Standard betas allow us to interpret our coefficients in terms of changes in standard deviations; namely, a 1 SD increase in predictor X leads to a \(\beta\) SD change in predictor Y.
In R, we need to use an extra function to calculate standard betas. We can call on the StdCoef() function from the DescTools package:
## Estimate* Std. Error* df
## (Intercept) 0.0000000 0.0000000 808
## trait_anxiety -0.2879944 0.0331142 808
## openness 0.1899044 0.0331142 808
## attr(,"class")
## [1] "coefTable" "matrix"
If you want confidence intervals around the standardised coefficients, the standardize_parameters() function from the effectsize package will do this for you:
Alternatively, we can simply standardise our predictors before running our regression (which is a lot easier in R than in other programs):
# Standardise predictors
w10_flow_std <- w10_flow %>%
mutate(
trait_anxiety = scale(trait_anxiety),
openness = scale(openness),
DFS_Total = scale(DFS_Total)
)
w10_flow_lm_std <- lm(DFS_Total ~ trait_anxiety + openness, data = w10_flow_std)

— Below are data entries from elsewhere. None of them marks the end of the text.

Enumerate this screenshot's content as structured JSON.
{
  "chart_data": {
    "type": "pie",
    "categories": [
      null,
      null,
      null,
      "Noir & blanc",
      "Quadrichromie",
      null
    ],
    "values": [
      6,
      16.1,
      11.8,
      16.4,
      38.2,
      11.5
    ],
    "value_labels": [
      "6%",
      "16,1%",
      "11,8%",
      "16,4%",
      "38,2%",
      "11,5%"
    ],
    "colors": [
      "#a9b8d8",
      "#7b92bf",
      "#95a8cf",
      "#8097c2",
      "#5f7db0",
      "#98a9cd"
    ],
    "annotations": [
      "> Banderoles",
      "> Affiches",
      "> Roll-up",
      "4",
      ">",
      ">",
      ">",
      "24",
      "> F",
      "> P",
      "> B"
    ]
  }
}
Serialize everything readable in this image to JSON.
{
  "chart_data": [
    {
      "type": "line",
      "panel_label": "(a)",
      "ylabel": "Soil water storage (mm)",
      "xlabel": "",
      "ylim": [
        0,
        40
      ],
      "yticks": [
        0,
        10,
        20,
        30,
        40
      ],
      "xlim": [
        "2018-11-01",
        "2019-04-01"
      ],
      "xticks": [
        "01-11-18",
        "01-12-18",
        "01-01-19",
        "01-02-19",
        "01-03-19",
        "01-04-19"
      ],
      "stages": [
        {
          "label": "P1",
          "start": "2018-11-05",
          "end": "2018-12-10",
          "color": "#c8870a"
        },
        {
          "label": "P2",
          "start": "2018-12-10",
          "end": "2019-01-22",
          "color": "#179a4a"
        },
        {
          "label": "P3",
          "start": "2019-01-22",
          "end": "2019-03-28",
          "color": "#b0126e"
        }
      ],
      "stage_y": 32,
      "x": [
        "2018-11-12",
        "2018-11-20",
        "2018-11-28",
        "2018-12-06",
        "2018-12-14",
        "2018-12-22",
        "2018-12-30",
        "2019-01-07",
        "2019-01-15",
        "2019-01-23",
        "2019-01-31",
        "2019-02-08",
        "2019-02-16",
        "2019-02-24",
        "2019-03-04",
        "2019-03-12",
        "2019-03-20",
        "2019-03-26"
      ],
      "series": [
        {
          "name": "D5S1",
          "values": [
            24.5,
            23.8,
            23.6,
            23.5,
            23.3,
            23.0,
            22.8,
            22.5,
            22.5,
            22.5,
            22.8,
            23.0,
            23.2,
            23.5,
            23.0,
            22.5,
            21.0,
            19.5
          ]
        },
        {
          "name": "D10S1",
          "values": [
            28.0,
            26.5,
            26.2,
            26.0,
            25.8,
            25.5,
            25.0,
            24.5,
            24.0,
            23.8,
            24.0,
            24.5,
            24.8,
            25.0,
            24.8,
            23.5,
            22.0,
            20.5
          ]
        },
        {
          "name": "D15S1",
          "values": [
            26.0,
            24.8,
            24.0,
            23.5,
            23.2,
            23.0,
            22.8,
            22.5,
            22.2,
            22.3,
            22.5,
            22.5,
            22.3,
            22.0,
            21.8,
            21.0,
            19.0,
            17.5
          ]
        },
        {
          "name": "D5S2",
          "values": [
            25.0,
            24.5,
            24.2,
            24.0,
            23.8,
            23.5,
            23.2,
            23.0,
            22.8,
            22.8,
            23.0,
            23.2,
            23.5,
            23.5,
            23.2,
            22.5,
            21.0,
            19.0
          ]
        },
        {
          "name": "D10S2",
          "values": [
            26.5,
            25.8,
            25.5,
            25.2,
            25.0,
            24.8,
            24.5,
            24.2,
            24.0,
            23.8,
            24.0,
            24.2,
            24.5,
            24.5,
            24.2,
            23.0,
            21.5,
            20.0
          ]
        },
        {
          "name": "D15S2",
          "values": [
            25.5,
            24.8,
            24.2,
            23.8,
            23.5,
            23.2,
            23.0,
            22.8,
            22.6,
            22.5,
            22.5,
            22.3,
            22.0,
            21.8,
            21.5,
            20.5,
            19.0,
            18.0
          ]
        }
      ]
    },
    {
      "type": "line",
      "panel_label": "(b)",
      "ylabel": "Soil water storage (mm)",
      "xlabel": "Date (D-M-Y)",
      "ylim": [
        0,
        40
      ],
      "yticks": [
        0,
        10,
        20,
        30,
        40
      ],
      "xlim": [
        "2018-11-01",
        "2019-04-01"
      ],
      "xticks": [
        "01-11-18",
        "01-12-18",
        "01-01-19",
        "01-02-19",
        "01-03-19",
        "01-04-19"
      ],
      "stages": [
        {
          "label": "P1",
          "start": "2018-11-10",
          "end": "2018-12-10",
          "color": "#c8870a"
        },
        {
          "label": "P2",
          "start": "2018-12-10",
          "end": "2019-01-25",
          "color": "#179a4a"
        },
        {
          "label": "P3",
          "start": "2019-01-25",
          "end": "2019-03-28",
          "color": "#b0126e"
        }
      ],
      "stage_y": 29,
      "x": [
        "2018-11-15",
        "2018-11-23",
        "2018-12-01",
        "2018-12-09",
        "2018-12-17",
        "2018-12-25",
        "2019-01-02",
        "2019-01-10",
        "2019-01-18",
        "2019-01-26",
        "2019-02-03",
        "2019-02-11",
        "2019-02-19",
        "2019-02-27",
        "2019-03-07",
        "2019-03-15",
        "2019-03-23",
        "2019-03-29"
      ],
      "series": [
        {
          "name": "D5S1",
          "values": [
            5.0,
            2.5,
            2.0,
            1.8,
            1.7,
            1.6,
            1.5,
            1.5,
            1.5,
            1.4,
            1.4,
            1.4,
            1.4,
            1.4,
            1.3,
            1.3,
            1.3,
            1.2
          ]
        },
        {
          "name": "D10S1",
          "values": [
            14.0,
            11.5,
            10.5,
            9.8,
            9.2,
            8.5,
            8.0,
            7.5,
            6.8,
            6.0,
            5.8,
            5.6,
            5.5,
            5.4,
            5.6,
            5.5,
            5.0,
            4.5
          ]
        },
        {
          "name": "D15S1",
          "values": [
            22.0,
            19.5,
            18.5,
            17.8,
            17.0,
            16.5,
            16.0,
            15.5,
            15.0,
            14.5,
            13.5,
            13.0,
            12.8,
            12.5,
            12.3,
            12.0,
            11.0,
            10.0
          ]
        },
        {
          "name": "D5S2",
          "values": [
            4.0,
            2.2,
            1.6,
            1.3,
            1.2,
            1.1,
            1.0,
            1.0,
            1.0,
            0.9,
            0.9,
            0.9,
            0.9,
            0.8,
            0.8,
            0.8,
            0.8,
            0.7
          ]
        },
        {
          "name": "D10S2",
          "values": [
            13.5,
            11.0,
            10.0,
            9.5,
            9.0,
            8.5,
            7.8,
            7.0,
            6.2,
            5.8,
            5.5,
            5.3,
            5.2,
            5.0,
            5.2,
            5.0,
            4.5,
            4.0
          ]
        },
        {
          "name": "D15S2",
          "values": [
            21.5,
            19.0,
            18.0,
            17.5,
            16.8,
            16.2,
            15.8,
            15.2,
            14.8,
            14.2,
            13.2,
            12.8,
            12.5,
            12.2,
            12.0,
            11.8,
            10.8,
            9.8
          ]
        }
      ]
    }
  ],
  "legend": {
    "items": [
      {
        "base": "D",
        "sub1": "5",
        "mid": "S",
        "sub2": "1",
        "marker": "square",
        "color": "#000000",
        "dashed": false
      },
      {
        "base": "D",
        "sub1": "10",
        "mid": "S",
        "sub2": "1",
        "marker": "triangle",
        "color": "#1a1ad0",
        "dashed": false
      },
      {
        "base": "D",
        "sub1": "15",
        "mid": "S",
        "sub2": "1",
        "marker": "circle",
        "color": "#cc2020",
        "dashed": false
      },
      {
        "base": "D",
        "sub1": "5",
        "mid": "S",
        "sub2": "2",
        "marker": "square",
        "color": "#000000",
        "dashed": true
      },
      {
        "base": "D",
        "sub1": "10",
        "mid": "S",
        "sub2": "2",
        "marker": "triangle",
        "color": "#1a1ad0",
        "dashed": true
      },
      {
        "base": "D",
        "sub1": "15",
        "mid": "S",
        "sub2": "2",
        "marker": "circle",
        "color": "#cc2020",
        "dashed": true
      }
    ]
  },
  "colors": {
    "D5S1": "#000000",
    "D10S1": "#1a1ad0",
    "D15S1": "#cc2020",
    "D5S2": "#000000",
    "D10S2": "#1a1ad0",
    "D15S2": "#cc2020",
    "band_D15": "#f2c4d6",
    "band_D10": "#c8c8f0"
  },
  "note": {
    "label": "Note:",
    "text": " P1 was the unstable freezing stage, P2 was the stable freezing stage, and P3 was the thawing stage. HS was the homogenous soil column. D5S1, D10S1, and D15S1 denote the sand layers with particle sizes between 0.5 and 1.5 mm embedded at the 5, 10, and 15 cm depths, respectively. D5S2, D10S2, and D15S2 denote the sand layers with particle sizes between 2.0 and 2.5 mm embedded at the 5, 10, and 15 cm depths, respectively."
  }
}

summary(w10_flow_lm_std)##
## Call:
## lm(formula = DFS_Total ~ trait_anxiety + openness, data = w10_flow_std)
##
## Residuals:
## Min 1Q Median 3Q Max
## -4.1675 -0.5855 -0.0379 0.5795 3.2128
##
## Coefficients:
## Estimate Std. Error t value Pr(>|t|)
## (Intercept) 9.281e-16 3.267e-02 0.000 1
## trait_anxiety -2.880e-01 3.311e-02 -8.697 < 2e-16 ***
## openness 1.899e-01 3.311e-02 5.735 1.38e-08 ***
## ---
## Signif. codes: 0 '***' 0.001 '**' 0.01 '*' 0.05 '.' 0.1 ' ' 1
##
## Residual standard error: 0.9304 on 808 degrees of freedom
## Multiple R-squared: 0.1364, Adjusted R-squared: 0.1343
## F-statistic: 63.81 on 2 and 808 DF, p-value: < 2.2e-16
## 2.5 % 97.5 %
## (Intercept) -0.06413295 0.06413295
## trait_anxiety -0.35299439 -0.22299437
## openness 0.12490436 0.25490437
This means that we can just compare the numbers of the standardised estimates (ignoring positive/negative signs) to see which one is the greatest predictor of the outcome. In the example above, trait anxiety has a standard coefficient of .288, whereas openness has a standard coefficient of .190. Trait anxiety is therefore a stronger predictor of flow proneness, because a 1 standard deviation increase in trait anxiety leads to a greater increase in flow proneness - namely, a change of .288 standard deviations.